É certo que os escritores gostam de ser lidos, de preferência na íntegra, mas não analisados. Eles são avessos a interpretações exteriores. A obra vale por si, e só o autor lhe dá o sentido pleno. Isso o nota José Jorge Letria na sua poesia “Abrir as asas e voar” (2001:39-40):

«A literatura quer viver a sua vida/ sem ter quem a policie e interprete./ Não quer estar confinada aos laboratórios,/ nem ao exercício interminável da pesquisa/ Ela fala de pessoas e dos seus dramas/ e não gosta que a cataloguem ou classifiquem».

Não é neste sentido que o fazemos. Não se trata aqui de análise literária, e muito menos de juízos críticos sobre qualidade da escrita ou construção ficcional. O que para nós é relevante é o conteúdo: a sua riqueza informativa e descritiva sobre a escola e toda a teia de relações que em torno dela se estabelece.
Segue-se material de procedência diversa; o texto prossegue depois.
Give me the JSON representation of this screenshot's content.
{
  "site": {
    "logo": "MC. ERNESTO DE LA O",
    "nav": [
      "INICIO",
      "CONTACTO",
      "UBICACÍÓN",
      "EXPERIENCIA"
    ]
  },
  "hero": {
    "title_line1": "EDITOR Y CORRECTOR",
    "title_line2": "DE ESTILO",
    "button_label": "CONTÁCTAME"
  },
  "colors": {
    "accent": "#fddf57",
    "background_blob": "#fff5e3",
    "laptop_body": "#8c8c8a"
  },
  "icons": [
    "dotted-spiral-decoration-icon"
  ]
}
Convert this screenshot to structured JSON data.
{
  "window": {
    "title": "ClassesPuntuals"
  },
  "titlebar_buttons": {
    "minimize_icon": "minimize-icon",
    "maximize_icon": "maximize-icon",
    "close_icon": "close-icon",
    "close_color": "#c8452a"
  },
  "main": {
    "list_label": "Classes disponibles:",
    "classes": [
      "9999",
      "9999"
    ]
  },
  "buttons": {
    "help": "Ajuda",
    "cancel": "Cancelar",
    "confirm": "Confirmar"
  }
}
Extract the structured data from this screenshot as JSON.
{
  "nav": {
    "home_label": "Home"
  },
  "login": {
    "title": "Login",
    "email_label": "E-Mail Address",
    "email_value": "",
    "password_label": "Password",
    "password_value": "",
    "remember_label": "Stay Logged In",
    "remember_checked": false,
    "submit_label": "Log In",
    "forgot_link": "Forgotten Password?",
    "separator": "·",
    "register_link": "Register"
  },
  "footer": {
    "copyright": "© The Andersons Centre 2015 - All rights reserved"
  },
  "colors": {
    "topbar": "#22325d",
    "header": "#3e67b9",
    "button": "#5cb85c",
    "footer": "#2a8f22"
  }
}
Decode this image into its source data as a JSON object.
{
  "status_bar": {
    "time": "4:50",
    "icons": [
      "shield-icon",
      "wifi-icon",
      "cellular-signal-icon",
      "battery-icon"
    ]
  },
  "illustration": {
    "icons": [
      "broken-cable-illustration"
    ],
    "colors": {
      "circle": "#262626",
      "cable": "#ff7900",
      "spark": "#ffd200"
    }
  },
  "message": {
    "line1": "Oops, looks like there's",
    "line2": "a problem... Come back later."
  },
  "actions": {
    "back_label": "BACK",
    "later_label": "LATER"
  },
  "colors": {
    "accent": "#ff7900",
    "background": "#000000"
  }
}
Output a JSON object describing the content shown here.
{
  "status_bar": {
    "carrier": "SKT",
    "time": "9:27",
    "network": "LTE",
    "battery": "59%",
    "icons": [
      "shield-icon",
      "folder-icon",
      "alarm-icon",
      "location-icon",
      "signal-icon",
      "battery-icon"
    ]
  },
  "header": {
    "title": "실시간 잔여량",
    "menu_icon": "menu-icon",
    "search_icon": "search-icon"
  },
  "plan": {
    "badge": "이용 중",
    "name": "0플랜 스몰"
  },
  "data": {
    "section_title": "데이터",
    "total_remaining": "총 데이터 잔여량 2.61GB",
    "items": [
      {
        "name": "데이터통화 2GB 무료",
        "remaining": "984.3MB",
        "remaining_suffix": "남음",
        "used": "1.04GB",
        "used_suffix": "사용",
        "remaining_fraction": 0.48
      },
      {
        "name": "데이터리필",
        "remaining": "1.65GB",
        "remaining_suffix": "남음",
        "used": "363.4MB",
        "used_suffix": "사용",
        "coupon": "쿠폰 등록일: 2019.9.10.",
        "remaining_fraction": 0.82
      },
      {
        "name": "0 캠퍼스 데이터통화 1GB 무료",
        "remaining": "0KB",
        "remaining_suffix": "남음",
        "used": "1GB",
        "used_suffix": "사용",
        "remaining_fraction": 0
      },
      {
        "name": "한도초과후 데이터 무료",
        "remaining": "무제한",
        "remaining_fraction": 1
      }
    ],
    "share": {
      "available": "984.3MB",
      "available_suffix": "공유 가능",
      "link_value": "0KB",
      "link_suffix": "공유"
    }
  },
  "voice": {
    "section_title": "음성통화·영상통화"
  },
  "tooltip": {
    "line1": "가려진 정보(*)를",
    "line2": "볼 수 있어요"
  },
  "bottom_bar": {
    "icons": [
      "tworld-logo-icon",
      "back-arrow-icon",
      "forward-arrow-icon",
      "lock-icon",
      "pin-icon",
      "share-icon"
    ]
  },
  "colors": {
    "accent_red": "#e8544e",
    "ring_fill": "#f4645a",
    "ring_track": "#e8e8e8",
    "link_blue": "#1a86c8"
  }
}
Por isso, defendemos um processo de inclusão total, sem marginalização de quem quer que seja (autores, correntes ou movimentos) ou do que quer que seja (géneros literários). Neste propósito, todos nos merecem igual apreço. O que importa é ter um diversificado leque de situações escolares, que nos ajudem a ter uma visão global, e não parcelar, do mundo educativo formal. Teríamos deste modo um “texto” que, como dizia o desconstrutivista Jacques Derrida, seria um “tecido de enxertos”. O termos optado por um corpus de dimensão alargada permite-nos também identificar um conjunto de “subtemas” com forte presença na literatura: a escola primária ocupa, de longe, lugar de destaque; segue-se o “liceu”, o “colégio” (em especial o internato), a “universidade”; por fim, o “ensino doméstico” e a “escola de adultos”; na escola primária, o primeiro dia de aulas e os castigos, com a palmatória, são descritos por vários escritores; tanto no que respeita à “primária” como ao “liceu”, o Português e a Matemática são os saberes disciplinares que sobrelevam todos os outros; também os exames, a figura do professor e as resistências à escolarização (por motivos económicos) acabam por ser recorrentes.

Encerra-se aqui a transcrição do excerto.